An estimated 10–20% of adolescents experience mental health conditions, and most of them remain underdiagnosed and undertreated. Discovering new susceptibility biomarkers is therefore important for identifying individuals at high risk of developing mental health problems, and for improving early prevention. Here we aimed to discover plasma protein-based susceptibility biomarkers in children/adolescents aged 11–16 years at risk of developing mental health issues. Risk was evaluated on the basis of self-reported Strengths and Difficulties Questionnaire (SDQ) scores, and plasma proteomic data were obtained for individuals participating in the Spanish WALNUTs cohort study by liquid chromatography–tandem mass spectrometry. Bioinformatic analyses were performed to identify the biological processes and pathways in which the identified biomarker candidates are involved; 58 proteins were significantly associated with the SDQ score. The most prominent enriched pathways related to these proteins included immune responses, blood coagulation, neurogenesis and neuronal degeneration. This exploratory study revealed several alterations of plasma proteins associated with the SDQ score in adolescents, which opens a new avenue to develop novel susceptibility biomarkers to improve early identification of individuals at risk of mental health problems.

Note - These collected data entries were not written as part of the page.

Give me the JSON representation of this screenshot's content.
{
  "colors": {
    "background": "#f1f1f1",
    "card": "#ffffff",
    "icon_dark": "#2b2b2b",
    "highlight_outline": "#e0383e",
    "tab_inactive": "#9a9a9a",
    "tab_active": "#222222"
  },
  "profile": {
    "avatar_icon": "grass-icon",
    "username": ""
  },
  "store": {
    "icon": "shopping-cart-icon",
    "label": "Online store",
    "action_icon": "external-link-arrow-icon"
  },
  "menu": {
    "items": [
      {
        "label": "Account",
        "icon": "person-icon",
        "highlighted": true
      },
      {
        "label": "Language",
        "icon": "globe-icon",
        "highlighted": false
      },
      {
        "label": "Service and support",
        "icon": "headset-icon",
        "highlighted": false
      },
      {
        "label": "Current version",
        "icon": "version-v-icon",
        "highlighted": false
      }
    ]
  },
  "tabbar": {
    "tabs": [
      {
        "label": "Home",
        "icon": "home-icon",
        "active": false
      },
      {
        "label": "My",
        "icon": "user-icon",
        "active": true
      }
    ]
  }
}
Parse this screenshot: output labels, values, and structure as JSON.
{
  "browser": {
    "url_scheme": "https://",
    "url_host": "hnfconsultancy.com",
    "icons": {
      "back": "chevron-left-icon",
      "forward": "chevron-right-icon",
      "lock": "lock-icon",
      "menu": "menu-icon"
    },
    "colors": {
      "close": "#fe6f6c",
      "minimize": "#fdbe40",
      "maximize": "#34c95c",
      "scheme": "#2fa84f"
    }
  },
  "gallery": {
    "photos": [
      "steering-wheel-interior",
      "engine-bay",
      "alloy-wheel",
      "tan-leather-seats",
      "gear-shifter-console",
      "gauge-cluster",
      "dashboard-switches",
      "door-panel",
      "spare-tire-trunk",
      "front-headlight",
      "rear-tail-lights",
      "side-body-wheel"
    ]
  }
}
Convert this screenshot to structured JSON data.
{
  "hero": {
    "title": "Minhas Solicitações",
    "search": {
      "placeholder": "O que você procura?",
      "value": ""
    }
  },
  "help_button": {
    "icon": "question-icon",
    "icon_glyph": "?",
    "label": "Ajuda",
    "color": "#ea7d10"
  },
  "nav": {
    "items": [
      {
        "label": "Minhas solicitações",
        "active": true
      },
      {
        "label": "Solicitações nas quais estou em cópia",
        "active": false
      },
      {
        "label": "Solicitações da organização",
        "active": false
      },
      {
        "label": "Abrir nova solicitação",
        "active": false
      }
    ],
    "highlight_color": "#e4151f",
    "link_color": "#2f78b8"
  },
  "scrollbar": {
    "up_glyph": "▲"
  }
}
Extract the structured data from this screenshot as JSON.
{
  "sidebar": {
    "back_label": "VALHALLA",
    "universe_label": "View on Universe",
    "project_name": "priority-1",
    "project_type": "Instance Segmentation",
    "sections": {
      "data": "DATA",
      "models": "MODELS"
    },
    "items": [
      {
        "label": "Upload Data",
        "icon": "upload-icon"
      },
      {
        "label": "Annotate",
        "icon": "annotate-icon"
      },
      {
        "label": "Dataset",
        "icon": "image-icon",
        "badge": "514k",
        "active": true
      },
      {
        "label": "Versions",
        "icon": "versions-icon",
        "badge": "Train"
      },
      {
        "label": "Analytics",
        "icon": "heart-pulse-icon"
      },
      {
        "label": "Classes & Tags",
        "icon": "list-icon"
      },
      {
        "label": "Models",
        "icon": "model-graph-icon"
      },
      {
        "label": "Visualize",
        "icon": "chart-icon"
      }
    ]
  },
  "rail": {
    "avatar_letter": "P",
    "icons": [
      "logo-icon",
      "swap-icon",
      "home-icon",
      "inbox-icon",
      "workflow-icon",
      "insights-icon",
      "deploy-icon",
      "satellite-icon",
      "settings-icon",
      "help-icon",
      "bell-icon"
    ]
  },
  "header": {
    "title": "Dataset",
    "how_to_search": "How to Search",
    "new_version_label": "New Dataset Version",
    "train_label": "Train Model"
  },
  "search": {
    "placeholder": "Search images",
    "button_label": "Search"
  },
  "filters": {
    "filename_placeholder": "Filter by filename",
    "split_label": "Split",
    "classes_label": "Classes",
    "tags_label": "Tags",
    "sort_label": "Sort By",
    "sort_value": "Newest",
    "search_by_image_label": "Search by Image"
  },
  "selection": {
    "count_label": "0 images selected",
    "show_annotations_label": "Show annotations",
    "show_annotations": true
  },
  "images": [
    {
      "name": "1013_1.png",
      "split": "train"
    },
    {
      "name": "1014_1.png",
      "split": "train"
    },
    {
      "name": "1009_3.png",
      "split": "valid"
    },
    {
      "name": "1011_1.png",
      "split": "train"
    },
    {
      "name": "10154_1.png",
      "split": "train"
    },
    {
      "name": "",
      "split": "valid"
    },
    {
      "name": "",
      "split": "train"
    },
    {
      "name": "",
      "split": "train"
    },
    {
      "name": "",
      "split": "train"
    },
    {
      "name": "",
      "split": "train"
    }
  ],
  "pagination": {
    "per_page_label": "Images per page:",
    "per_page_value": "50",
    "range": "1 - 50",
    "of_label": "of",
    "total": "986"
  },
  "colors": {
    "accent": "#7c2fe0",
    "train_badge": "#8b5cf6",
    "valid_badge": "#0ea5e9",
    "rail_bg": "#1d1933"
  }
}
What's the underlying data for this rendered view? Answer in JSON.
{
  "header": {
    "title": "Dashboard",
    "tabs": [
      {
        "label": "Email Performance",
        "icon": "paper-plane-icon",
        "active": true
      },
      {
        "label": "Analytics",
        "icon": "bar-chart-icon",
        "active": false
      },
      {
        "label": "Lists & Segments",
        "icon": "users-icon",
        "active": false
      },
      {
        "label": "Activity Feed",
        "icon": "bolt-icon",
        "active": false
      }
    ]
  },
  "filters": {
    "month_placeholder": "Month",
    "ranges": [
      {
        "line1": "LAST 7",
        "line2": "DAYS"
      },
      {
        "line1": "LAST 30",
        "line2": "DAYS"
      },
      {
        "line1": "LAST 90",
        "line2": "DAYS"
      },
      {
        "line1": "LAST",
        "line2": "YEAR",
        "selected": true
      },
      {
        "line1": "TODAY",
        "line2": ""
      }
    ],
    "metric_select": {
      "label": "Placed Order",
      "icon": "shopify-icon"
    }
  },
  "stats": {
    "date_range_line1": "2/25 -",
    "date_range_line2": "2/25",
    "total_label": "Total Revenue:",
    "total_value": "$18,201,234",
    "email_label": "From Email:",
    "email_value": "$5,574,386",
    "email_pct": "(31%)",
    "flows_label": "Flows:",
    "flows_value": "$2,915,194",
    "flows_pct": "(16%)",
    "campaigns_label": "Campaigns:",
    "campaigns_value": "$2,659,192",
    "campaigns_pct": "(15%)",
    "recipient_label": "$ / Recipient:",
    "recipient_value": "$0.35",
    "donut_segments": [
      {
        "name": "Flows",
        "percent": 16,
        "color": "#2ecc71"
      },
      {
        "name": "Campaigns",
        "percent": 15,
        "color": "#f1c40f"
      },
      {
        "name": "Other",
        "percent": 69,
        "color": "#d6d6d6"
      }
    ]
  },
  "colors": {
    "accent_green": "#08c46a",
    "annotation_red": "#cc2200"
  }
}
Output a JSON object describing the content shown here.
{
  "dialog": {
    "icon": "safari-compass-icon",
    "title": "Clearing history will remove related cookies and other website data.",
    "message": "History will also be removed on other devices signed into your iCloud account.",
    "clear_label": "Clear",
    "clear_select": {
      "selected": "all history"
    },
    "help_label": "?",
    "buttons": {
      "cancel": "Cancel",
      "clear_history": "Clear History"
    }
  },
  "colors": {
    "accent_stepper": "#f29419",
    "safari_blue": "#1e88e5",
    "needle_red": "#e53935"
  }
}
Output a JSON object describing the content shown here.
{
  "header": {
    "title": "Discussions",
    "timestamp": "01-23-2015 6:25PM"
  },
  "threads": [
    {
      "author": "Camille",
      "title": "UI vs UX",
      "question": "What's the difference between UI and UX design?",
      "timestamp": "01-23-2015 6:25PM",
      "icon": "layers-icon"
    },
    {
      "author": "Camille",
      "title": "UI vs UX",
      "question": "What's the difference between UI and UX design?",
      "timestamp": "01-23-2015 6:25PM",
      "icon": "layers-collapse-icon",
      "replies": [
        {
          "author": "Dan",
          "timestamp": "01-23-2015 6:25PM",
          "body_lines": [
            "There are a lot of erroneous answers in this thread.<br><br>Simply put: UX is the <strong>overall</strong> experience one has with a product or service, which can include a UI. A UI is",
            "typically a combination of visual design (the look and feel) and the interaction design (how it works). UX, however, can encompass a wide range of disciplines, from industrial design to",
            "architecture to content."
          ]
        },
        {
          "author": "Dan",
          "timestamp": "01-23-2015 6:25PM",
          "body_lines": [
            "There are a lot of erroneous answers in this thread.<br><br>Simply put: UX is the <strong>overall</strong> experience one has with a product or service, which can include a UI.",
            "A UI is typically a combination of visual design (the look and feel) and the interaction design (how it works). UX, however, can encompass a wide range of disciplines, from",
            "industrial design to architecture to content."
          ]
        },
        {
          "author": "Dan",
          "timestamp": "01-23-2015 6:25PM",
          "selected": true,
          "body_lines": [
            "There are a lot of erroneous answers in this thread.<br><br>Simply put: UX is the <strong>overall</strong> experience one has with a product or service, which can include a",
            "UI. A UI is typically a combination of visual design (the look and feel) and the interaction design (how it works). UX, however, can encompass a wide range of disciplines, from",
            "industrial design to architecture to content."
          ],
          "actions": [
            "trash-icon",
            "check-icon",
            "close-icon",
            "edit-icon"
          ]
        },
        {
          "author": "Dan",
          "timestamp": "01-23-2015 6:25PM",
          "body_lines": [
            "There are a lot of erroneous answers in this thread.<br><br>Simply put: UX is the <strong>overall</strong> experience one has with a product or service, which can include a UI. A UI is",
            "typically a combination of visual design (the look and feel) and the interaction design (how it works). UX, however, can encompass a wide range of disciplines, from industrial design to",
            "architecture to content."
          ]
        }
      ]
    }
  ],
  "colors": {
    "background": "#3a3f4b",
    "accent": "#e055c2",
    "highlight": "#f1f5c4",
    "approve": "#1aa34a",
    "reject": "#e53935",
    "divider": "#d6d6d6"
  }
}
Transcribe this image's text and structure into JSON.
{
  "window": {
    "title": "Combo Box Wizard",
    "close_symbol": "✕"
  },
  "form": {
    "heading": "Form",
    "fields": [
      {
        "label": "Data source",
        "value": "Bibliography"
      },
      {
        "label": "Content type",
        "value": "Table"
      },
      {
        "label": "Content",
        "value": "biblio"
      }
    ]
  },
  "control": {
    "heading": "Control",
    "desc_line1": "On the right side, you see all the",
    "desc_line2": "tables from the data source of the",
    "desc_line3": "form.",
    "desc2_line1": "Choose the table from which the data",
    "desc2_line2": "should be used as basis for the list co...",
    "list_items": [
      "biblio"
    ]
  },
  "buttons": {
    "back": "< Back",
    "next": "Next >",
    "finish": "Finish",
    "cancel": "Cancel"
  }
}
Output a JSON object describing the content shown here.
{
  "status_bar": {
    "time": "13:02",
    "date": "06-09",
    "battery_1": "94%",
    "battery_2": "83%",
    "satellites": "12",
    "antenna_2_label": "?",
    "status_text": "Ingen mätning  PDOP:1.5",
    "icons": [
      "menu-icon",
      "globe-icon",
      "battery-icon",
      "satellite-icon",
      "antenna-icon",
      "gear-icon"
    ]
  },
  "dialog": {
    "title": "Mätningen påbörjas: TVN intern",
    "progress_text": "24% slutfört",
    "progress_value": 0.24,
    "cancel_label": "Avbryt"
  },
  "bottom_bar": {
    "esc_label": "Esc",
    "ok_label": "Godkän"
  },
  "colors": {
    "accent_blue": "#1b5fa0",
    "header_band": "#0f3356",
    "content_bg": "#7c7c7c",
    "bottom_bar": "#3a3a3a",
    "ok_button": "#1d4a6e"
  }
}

Predictive models generation.
The relatively large number of samples made it possible to employ modern strategies to determine potentially predictive biomarkers for the low versus raised SDQ score groups. A novel QLattice algorithm39 was used to create models containing predictive biomarkers that best separate the two groups with low and raised SDQ scores. The Bayesian information criterion (BIC) was used to ensure that the resulting models generalize well from the training to test set. We performed fivefold cross-validation of running logistical regression model with QLattice on different partitions of the data keeping the lowest BIC-scoring model from each partition. The receiver operator characteristic (ROC) curves and area under the ROC curve (AUC) for each of the models are presented in Supplementary Fig. 2.
Five diverse models were created using a fivefold cross-validation scheme. These models bring similar—albeit complementary—insights, as the whole dataset was split into training and validation sets five times, and each round contained different sub-samples of the data. The five unique models (Table 3) contained eleven proteins in total (Supplementary Table 3). Four of the five models contained proteins with a previously shown connection to the CNS. The first model contained three such proteins: amyloid beta precursor-like protein 1 (APLP1) (P51693), calcium/calmodulin dependent protein kinase II beta (CAMK2B) (Q13554/Q13555) and Reticulon 4 (RTN4; Q9NQC3), the ROC parameters for the models are shown in the Supplementary Fig. 2. Only the fifth model contained no proteins, previously connected to brain development. The proteins present in the models can be investigated further as potential biomarkers.